Was fehlt den Profis?
Bohn: Golferisch nicht sehr viel, um auf höchstem Niveau mitzuspielen. Um die Anzahl der international erfolgreichen Amateure und Profis zu erhöhen, investieren wir seit zwei Jahren viel in die frühere und breitere Ausbildung unseres Nachwuchses. Dies unter anderem mit neuen Regionalkadern für 10- bis 14-Jährige und einem neuen U16-Nationalkader. Bis diese Anstrengungen während einer Profikarriere Früchte tragen, wird es noch eine Weile dauern.
Ist nicht die Breite mit nicht einmal 100'000 Golfenden in der Schweiz zu klein?
Bohn: Bei der Diskussion um die Teilnahme von Golfern an den Olympischen Spielen wird leider auch immer wieder vergessen, dass es auf der Welt zirka 60 Millionen Golfspieler gibt von denen jeweils nur 60 Spieler und Spielerinnen an den Olympischen Spielen teilnehmen können.
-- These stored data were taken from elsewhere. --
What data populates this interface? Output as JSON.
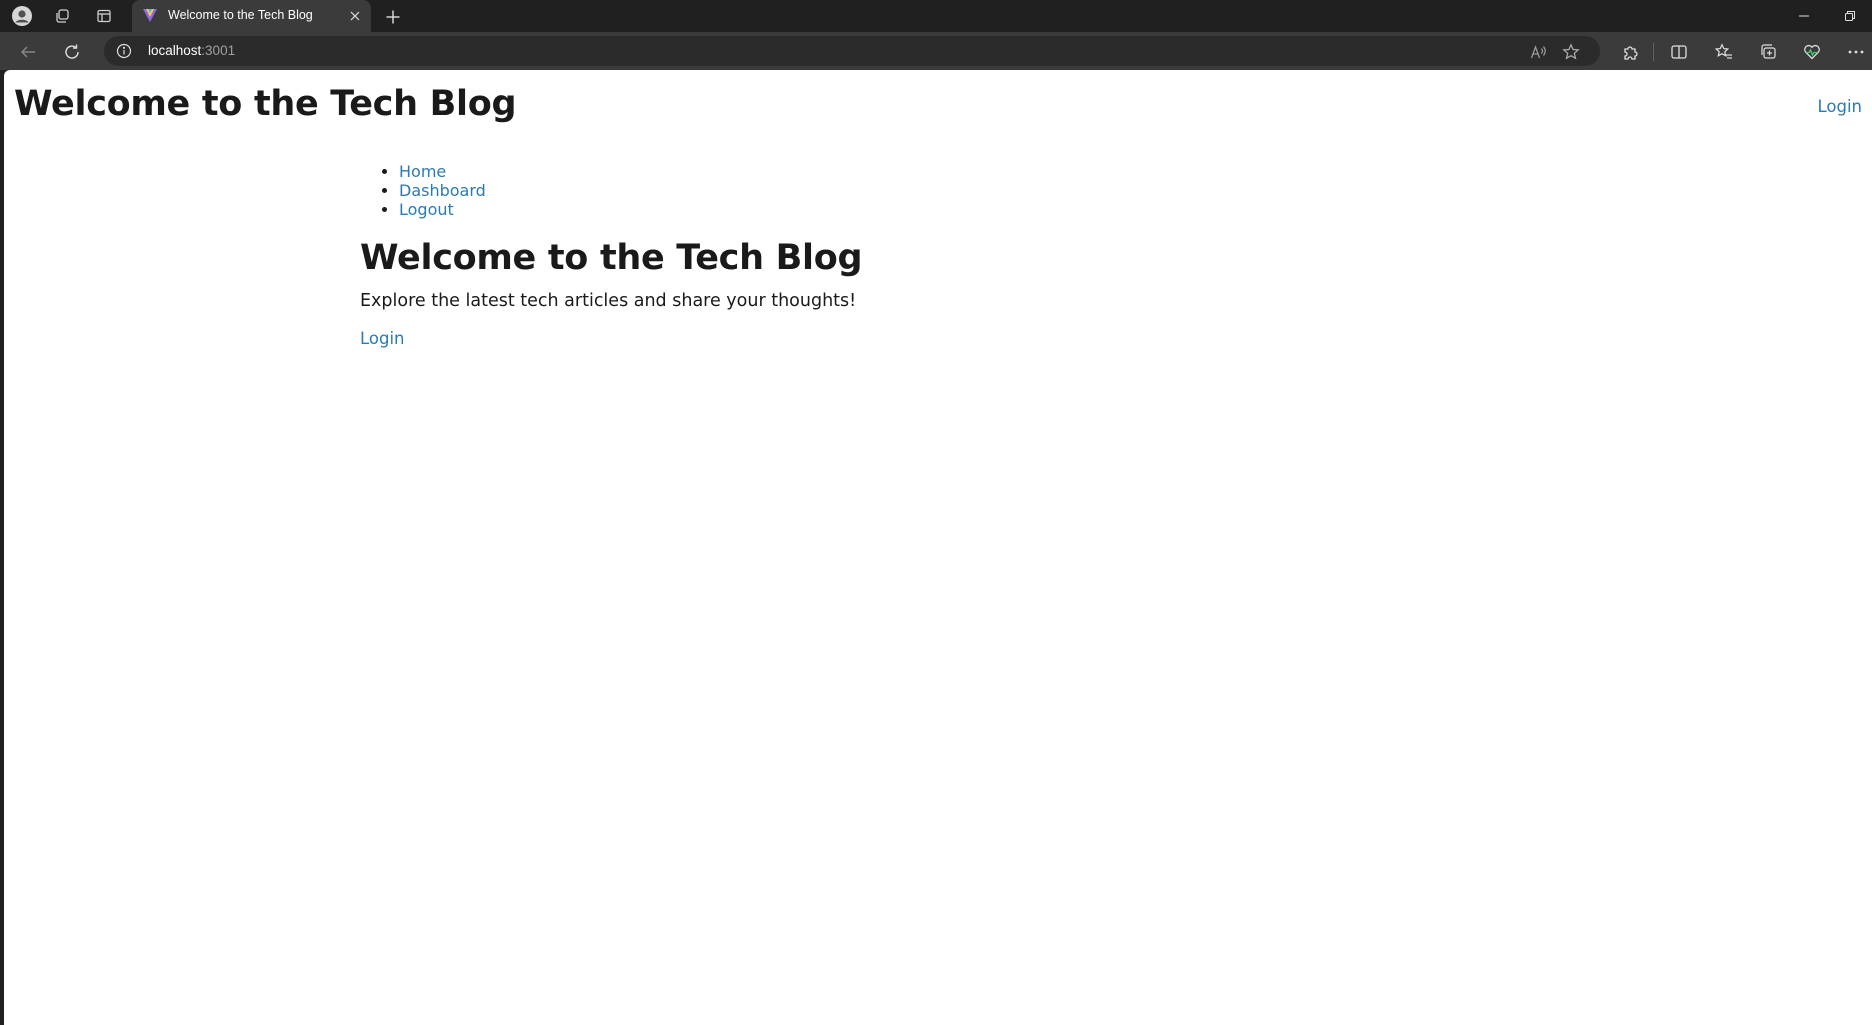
{
  "browser": {
    "tab_title": "Welcome to the Tech Blog",
    "url_host": "localhost",
    "url_port": ":3001"
  },
  "page": {
    "header_title": "Welcome to the Tech Blog",
    "header_login": "Login",
    "nav": [
      {
        "label": "Home"
      },
      {
        "label": "Dashboard"
      },
      {
        "label": "Logout"
      }
    ],
    "main_title": "Welcome to the Tech Blog",
    "main_description": "Explore the latest tech articles and share your thoughts!",
    "main_login": "Login"
  },
  "colors": {
    "link": "#2a7bb3",
    "text": "#1a1a1a",
    "chrome_dark": "#202020",
    "chrome_toolbar": "#3b3b3b"
  }
}
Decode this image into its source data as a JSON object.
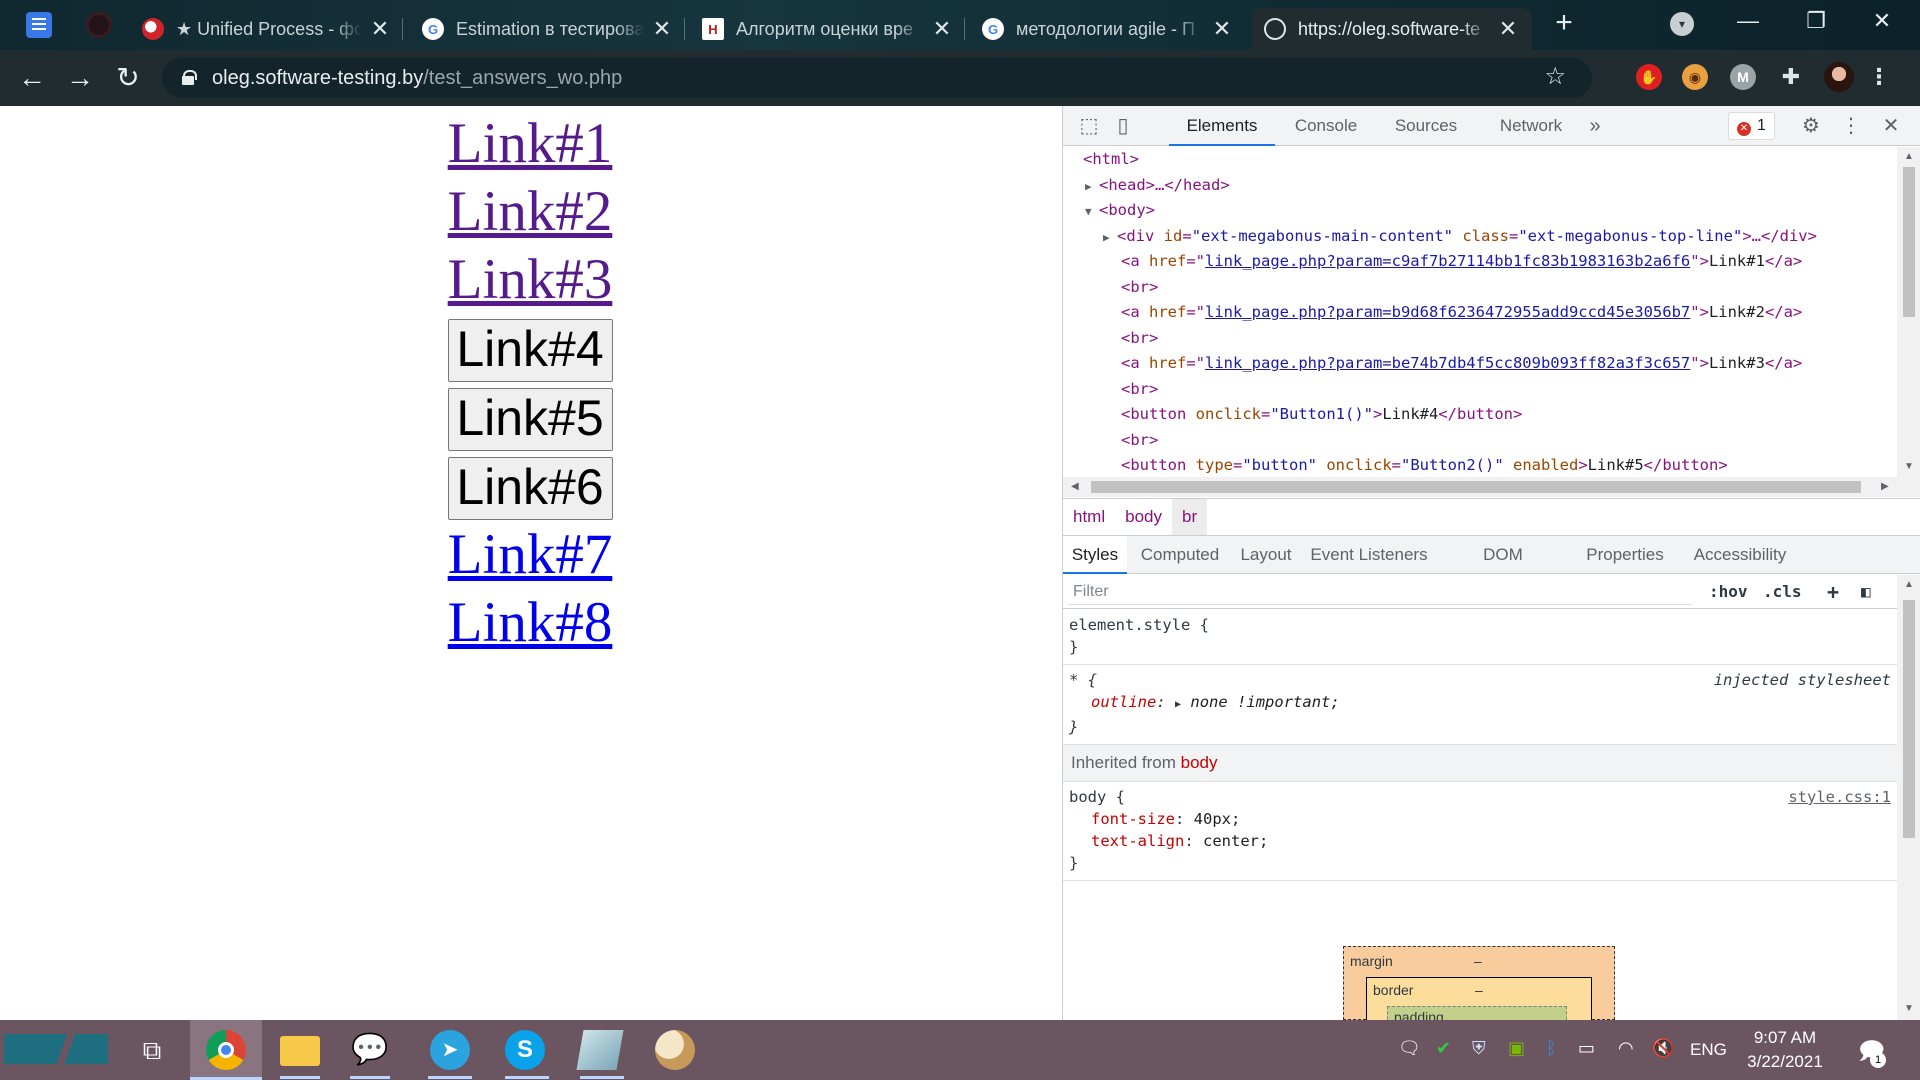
{
  "browser": {
    "tabs": [
      {
        "title": "",
        "active": false
      },
      {
        "title": "★ Unified Process - фо",
        "active": false
      },
      {
        "title": "Estimation в тестирова",
        "active": false
      },
      {
        "title": "Алгоритм оценки вре",
        "active": false
      },
      {
        "title": "методологии agile - П",
        "active": false
      },
      {
        "title": "https://oleg.software-te",
        "active": true
      }
    ],
    "url_host": "oleg.software-testing.by",
    "url_path": "/test_answers_wo.php",
    "profile_initial": "M"
  },
  "page": {
    "links": [
      {
        "label": "Link#1",
        "kind": "link",
        "visited": true
      },
      {
        "label": "Link#2",
        "kind": "link",
        "visited": true
      },
      {
        "label": "Link#3",
        "kind": "link",
        "visited": true
      },
      {
        "label": "Link#4",
        "kind": "button"
      },
      {
        "label": "Link#5",
        "kind": "button"
      },
      {
        "label": "Link#6",
        "kind": "button"
      },
      {
        "label": "Link#7",
        "kind": "link",
        "visited": false
      },
      {
        "label": "Link#8",
        "kind": "link",
        "visited": false
      }
    ]
  },
  "devtools": {
    "tabs": [
      "Elements",
      "Console",
      "Sources",
      "Network"
    ],
    "active_tab": "Elements",
    "error_count": "1",
    "dom": {
      "html_open": "<html>",
      "head": "<head>…</head>",
      "body_open": "<body>",
      "div_tag": "<div",
      "div_id_attr": "id",
      "div_id_val": "\"ext-megabonus-main-content\"",
      "div_class_attr": "class",
      "div_class_val": "\"ext-megabonus-top-line\"",
      "div_close": ">…</div>",
      "links": [
        {
          "href": "link_page.php?param=c9af7b27114bb1fc83b1983163b2a6f6",
          "text": "Link#1"
        },
        {
          "href": "link_page.php?param=b9d68f6236472955add9ccd45e3056b7",
          "text": "Link#2"
        },
        {
          "href": "link_page.php?param=be74b7db4f5cc809b093ff82a3f3c657",
          "text": "Link#3"
        }
      ],
      "br": "<br>",
      "button_onclick": "\"Button1()\"",
      "button_text": "Link#4",
      "button2_type": "\"button\"",
      "button2_onclick": "\"Button2()\"",
      "button2_extra": "enabled",
      "button2_text": "Link#5"
    },
    "breadcrumbs": [
      "html",
      "body",
      "br"
    ],
    "style_tabs": [
      "Styles",
      "Computed",
      "Layout",
      "Event Listeners",
      "DOM Breakpoints",
      "Properties",
      "Accessibility"
    ],
    "filter_placeholder": "Filter",
    "hov": ":hov",
    "cls": ".cls",
    "rules": {
      "element_style": "element.style {",
      "close": "}",
      "star_selector": "* {",
      "star_source": "injected stylesheet",
      "outline_prop": "outline",
      "outline_val": "none !important;",
      "inherited_label": "Inherited from",
      "inherited_tag": "body",
      "body_selector": "body {",
      "body_source": "style.css:1",
      "fs_prop": "font-size",
      "fs_val": "40px;",
      "ta_prop": "text-align",
      "ta_val": "center;"
    },
    "boxmodel": {
      "margin": "margin",
      "border": "border",
      "padding": "padding",
      "dash": "–"
    }
  },
  "taskbar": {
    "lang": "ENG",
    "time": "9:07 AM",
    "date": "3/22/2021",
    "notifications": "1"
  }
}
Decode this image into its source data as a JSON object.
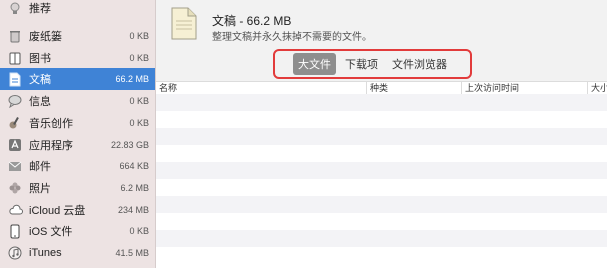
{
  "sidebar": {
    "items": [
      {
        "label": "推荐",
        "size": "",
        "icon": "lightbulb-icon"
      },
      {
        "label": "废纸篓",
        "size": "0 KB",
        "icon": "trash-icon"
      },
      {
        "label": "图书",
        "size": "0 KB",
        "icon": "book-icon"
      },
      {
        "label": "文稿",
        "size": "66.2 MB",
        "icon": "document-icon",
        "selected": true
      },
      {
        "label": "信息",
        "size": "0 KB",
        "icon": "message-icon"
      },
      {
        "label": "音乐创作",
        "size": "0 KB",
        "icon": "guitar-icon"
      },
      {
        "label": "应用程序",
        "size": "22.83 GB",
        "icon": "app-icon"
      },
      {
        "label": "邮件",
        "size": "664 KB",
        "icon": "mail-icon"
      },
      {
        "label": "照片",
        "size": "6.2 MB",
        "icon": "photos-icon"
      },
      {
        "label": "iCloud 云盘",
        "size": "234 MB",
        "icon": "cloud-icon"
      },
      {
        "label": "iOS 文件",
        "size": "0 KB",
        "icon": "phone-icon"
      },
      {
        "label": "iTunes",
        "size": "41.5 MB",
        "icon": "music-icon"
      }
    ]
  },
  "header": {
    "title": "文稿 - 66.2 MB",
    "subtitle": "整理文稿并永久抹掉不需要的文件。"
  },
  "tabs": [
    {
      "label": "大文件",
      "active": true
    },
    {
      "label": "下载项",
      "active": false
    },
    {
      "label": "文件浏览器",
      "active": false
    }
  ],
  "table": {
    "columns": [
      "名称",
      "种类",
      "上次访问时间",
      "大小"
    ]
  }
}
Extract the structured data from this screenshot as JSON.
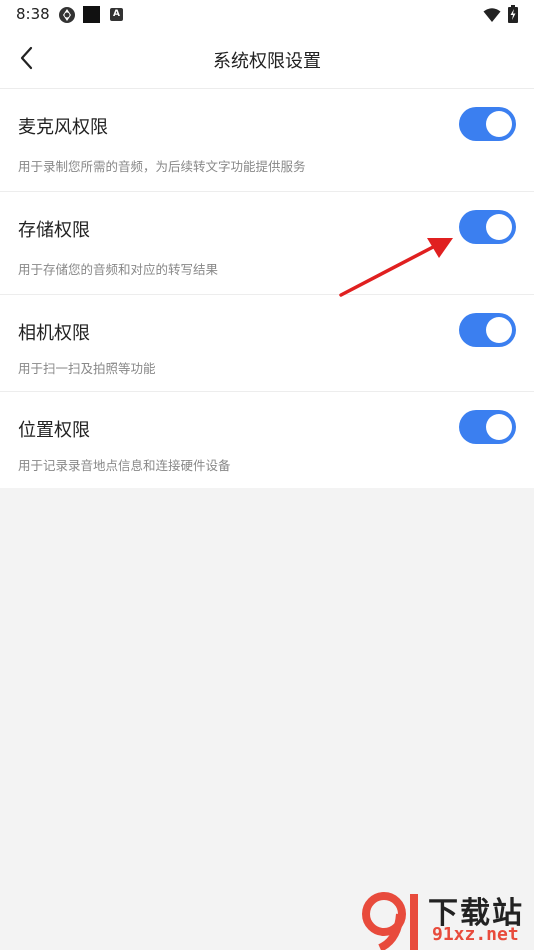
{
  "status_bar": {
    "time": "8:38",
    "icons": [
      "aperture-icon",
      "black-square-icon",
      "a-badge-icon",
      "wifi-icon",
      "battery-charging-icon"
    ],
    "a_badge": "A"
  },
  "header": {
    "back_icon": "chevron-left-icon",
    "title": "系统权限设置"
  },
  "permissions": [
    {
      "title": "麦克风权限",
      "description": "用于录制您所需的音频，为后续转文字功能提供服务",
      "enabled": true
    },
    {
      "title": "存储权限",
      "description": "用于存储您的音频和对应的转写结果",
      "enabled": true
    },
    {
      "title": "相机权限",
      "description": "用于扫一扫及拍照等功能",
      "enabled": true
    },
    {
      "title": "位置权限",
      "description": "用于记录录音地点信息和连接硬件设备",
      "enabled": true
    }
  ],
  "colors": {
    "toggle_on": "#3b7ff0",
    "background": "#f3f3f3",
    "annotation_arrow": "#e02020",
    "watermark_red": "#e84b3c"
  },
  "watermark": {
    "top_text": "下载站",
    "bottom_text": "91xz.net"
  }
}
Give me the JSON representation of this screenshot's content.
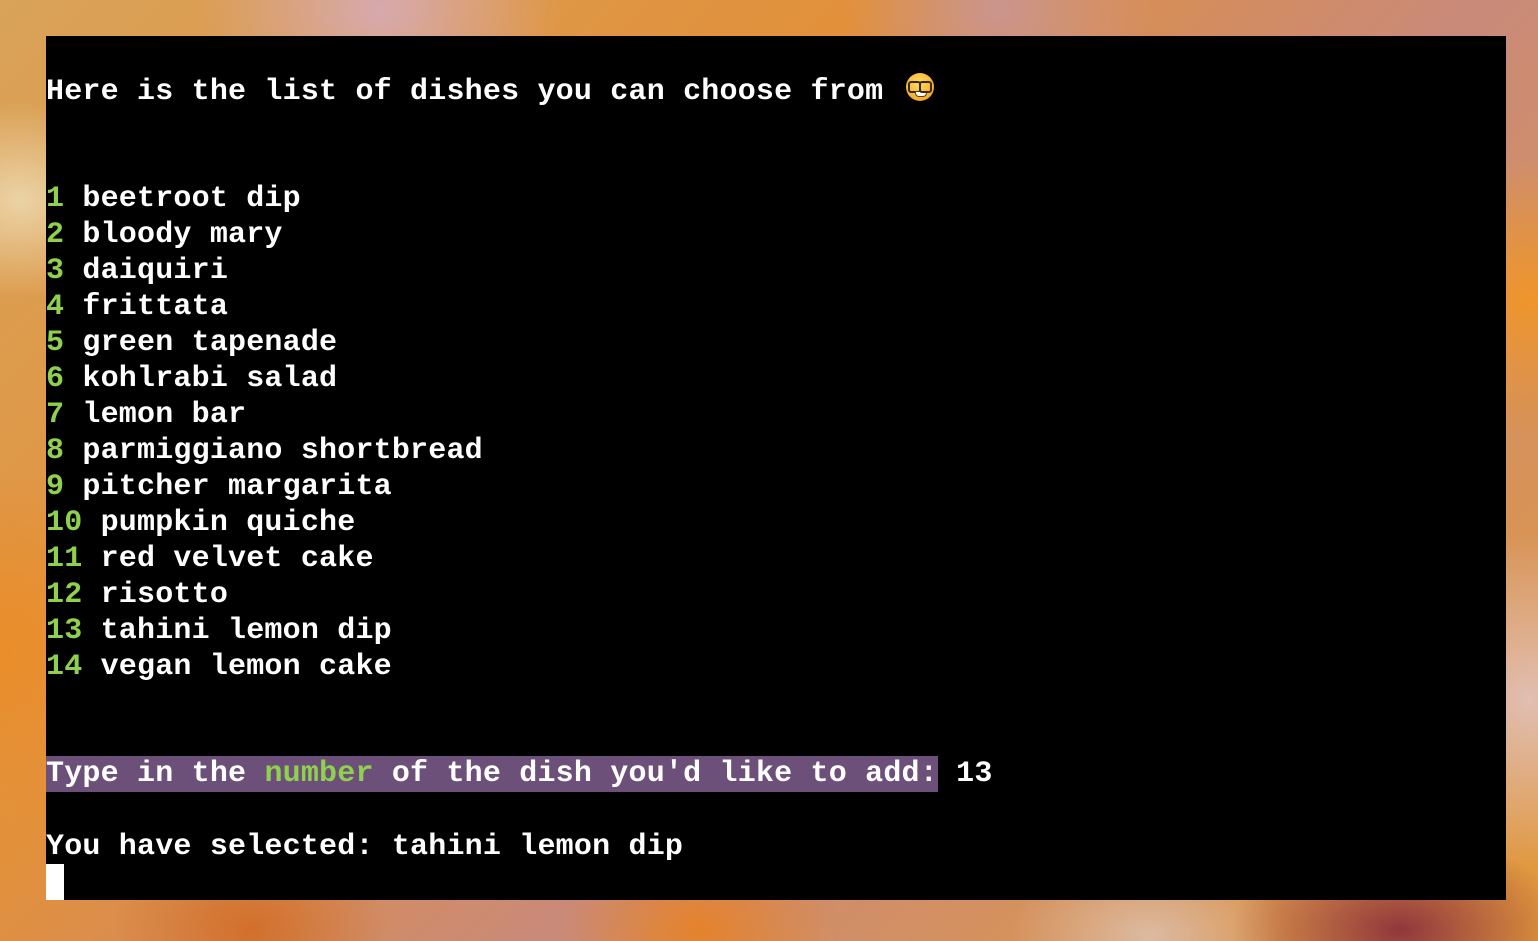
{
  "terminal": {
    "heading": "Here is the list of dishes you can choose from",
    "heading_emoji": "nerd-face-emoji",
    "dishes": [
      {
        "number": "1",
        "name": "beetroot dip"
      },
      {
        "number": "2",
        "name": "bloody mary"
      },
      {
        "number": "3",
        "name": "daiquiri"
      },
      {
        "number": "4",
        "name": "frittata"
      },
      {
        "number": "5",
        "name": "green tapenade"
      },
      {
        "number": "6",
        "name": "kohlrabi salad"
      },
      {
        "number": "7",
        "name": "lemon bar"
      },
      {
        "number": "8",
        "name": "parmiggiano shortbread"
      },
      {
        "number": "9",
        "name": "pitcher margarita"
      },
      {
        "number": "10",
        "name": "pumpkin quiche"
      },
      {
        "number": "11",
        "name": "red velvet cake"
      },
      {
        "number": "12",
        "name": "risotto"
      },
      {
        "number": "13",
        "name": "tahini lemon dip"
      },
      {
        "number": "14",
        "name": "vegan lemon cake"
      }
    ],
    "prompt": {
      "before": "Type in the ",
      "highlight": "number",
      "after": " of the dish you'd like to add:",
      "input_value": "13"
    },
    "selected": {
      "label": "You have selected: ",
      "value": "tahini lemon dip"
    }
  },
  "colors": {
    "accent_green": "#8fd14f",
    "prompt_background": "#6d5079",
    "terminal_background": "#000000",
    "text": "#ffffff"
  }
}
Dennoch: Mangelt es den Schweizer Profi-Spielern schlicht nicht einfach an Biss und Härte?
Bohn: Von Seiten der ASG bieten wir den besten Schweizer Amateuren und Profis in der jüngsten Vergangenheit eine in allen Belangen intensivere Ausbildung an. Unsere Athleten trainieren ganzjährig und professionell unter der Leitung gut ausgebildeter National- und Regionaltrainer. An der Motivation und dem notwendigen Biss der derzeitigen Kaderspieler fehlt es nicht, da an die Kaderspieler im golferischen und physischen Bereich hohe Anforderungen gestellt werden, die ohne hartes Training nicht erfüllt werden können. Mit unserem neuen nationalen Leistungszentrum haben wir nun im Tessin seit zwei Jahren auch eine hervorragende Infrastruktur für unsere Wintertrainingslager. Im letzten Winter konnten wir dort erstmals im Centro Sportivo Tenero unsere neu errichteten Indoor-Anlagen nutzen. Ein Problem besteht aber nach wie vor darin, dass wir im Vergleich zu anderen Ländern leider nur eine geringe Anzahl an perspektivreichen Nachwuchsspielern haben, die sich früh und konsequent für eine Golfkarriere entscheiden. Dies ist etwas, dass sich in Zukunft ändern sollte. Aus diesem Grunde unterstützen wir es auch sehr, wenn Kaderspieler auf sportfördernde Schulen wechseln möchten
Und es fehlt ein Ausnahmetalent, wie beispielsweise Roger Federer im Tennis? Ein internationaler Spitzencrack wäre hierzuland der Idealfall – sowohl für den Spitzen- wie den Breitensport?
Bohn: Ein solcher Ausnahmeathlet ist für jeden nationalen Sportverband ein Glücksfall. Solche Talente kann man sich als Verband aber leider nicht einfach „züchten“. Es sind die Ausnahmen. Von Verbandsseite können wir nur eine professionelle Nachwuchsförderstruktur zur Verfügung stellen, die eine möglichst frühe Sichtung und professionelle Förderung dieser Talente ermöglicht. Ob dann aus einem Talent ein erfolgreicher Athlet wird, hängt dann aber in erster Linie vom Athleten selbst und seinem direkten Umfeld ab. Ein Verband kann auf diesem Weg zur Spitze nur unterstützend tätig sein.
Wetten Sie darauf, dass wir in den nächsten 20 Jahren dieses Talent finden? Dieses müsste demnach schon geboren sein.
Bohn: Wenn es dieses Talent in der Schweiz gibt, werden wir es finden.